O nome do espetáculo completa a ideia fundamental presente na encenação. Quando

a musica terminar... é a tradução de uma das canções dos Doors entoada no espetáculo When the Music’s Over. Essa canção era o exemplo clássico de música e performance ritualística dos Doors, “[...] realizada num estilo altamente dramático que obrigava a que a banda fosse vista tanto em termos teatrais como em termos musicais” (SUGERMAN, 1988, p.86). Essa canção de aproximadamente doze minutos, traz Jim Morrison, leitor voraz de Nietzsche, recitando improvisadamente suas poesias aludido a justificação estética do mundo: “A música é sua amiga íntima, dance no fogo se ela ti convidar, a música é a sua única amiga.

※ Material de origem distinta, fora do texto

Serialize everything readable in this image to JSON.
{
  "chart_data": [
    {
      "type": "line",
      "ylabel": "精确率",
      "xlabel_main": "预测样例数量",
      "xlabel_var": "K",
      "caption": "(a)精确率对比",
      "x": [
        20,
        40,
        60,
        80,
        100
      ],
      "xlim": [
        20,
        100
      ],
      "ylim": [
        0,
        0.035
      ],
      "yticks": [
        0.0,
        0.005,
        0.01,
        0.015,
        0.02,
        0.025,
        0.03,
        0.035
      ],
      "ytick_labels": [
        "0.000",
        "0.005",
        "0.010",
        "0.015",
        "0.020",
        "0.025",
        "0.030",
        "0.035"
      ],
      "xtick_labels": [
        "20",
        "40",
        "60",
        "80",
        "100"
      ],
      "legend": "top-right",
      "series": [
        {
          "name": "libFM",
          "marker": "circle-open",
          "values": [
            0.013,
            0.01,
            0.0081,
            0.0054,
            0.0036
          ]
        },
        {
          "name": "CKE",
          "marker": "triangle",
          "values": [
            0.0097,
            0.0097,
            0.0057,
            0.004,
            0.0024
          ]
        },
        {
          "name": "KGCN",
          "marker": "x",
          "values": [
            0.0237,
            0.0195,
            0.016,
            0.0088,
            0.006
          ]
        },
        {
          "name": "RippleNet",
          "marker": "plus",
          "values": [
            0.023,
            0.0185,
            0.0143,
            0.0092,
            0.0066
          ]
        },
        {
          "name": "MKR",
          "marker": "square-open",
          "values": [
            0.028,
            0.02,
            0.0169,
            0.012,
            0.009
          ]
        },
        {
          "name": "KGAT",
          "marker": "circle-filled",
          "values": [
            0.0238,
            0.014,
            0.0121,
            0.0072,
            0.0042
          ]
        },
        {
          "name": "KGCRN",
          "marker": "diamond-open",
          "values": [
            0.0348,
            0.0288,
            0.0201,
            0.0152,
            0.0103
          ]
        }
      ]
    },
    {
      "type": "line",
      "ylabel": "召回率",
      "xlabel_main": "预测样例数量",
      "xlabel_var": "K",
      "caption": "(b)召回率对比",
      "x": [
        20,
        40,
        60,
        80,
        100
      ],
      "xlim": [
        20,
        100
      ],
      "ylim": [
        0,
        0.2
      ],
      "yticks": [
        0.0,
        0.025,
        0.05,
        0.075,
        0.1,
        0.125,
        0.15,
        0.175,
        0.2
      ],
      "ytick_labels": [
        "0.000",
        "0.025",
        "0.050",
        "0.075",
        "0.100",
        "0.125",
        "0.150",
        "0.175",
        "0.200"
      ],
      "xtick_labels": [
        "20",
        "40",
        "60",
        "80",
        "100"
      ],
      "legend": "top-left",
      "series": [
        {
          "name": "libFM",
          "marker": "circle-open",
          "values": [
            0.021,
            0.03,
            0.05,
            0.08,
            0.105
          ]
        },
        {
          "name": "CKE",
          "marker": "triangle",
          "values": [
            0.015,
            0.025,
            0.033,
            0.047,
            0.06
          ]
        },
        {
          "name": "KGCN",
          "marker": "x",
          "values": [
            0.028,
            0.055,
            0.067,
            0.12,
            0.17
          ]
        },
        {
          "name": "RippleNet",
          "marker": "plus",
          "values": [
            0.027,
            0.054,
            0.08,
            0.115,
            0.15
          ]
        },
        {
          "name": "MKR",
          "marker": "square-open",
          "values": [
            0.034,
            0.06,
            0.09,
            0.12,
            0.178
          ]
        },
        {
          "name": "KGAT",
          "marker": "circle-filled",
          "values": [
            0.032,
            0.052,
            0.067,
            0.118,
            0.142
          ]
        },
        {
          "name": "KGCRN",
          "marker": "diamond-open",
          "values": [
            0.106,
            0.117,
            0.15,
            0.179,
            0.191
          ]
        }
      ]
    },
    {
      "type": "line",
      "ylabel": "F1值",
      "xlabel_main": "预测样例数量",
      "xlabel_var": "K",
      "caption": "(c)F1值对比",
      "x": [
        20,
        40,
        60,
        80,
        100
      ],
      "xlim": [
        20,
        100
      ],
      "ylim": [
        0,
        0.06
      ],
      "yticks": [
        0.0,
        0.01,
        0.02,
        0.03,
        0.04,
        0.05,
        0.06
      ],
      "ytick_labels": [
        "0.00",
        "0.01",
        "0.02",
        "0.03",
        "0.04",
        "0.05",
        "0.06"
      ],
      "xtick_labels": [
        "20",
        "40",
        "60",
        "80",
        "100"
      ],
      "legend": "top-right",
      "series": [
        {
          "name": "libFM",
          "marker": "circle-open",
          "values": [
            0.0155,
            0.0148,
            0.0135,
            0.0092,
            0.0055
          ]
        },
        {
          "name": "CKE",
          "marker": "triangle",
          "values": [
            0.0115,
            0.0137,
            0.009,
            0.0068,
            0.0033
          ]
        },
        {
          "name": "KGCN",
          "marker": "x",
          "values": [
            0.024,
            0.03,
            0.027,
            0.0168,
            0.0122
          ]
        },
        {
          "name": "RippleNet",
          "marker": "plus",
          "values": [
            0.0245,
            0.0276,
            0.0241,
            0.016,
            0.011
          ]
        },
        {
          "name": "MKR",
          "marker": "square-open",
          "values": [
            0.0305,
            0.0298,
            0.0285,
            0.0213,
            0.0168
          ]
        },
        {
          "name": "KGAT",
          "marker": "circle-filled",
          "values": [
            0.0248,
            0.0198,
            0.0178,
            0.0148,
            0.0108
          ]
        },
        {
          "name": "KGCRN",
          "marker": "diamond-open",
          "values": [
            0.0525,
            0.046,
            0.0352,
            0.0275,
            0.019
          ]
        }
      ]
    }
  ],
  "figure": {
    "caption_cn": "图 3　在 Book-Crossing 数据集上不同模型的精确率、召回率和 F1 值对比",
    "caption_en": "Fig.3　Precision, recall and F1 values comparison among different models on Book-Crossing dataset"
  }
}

Até o fim” (id., ibid., p.90). Fazendo alusão a ideia da “metafísica de artista” do jovem Nietzsche, “A vida só é possível pelas miragens artísticas” (apud MACHADO, 1999, p.18), essa canção como título do espetáculo consiste em lembrar a condição artística adormecida ou esquecida na humanidade. Quando a musica termina, termina também a alegria de viver, a fonte da potencia existencial humana. Sem arte, portanto sem música, a humanidade fica submetida a degradação doentia dos valores que dirigem a vida, ao invés de potencializá-la afirmando seus instintos estéticos criadores (o apolíneo e o dionisíaco)58. Os ritos que constituem Quando a musica terminar... visam restabelecer esta condição perdida.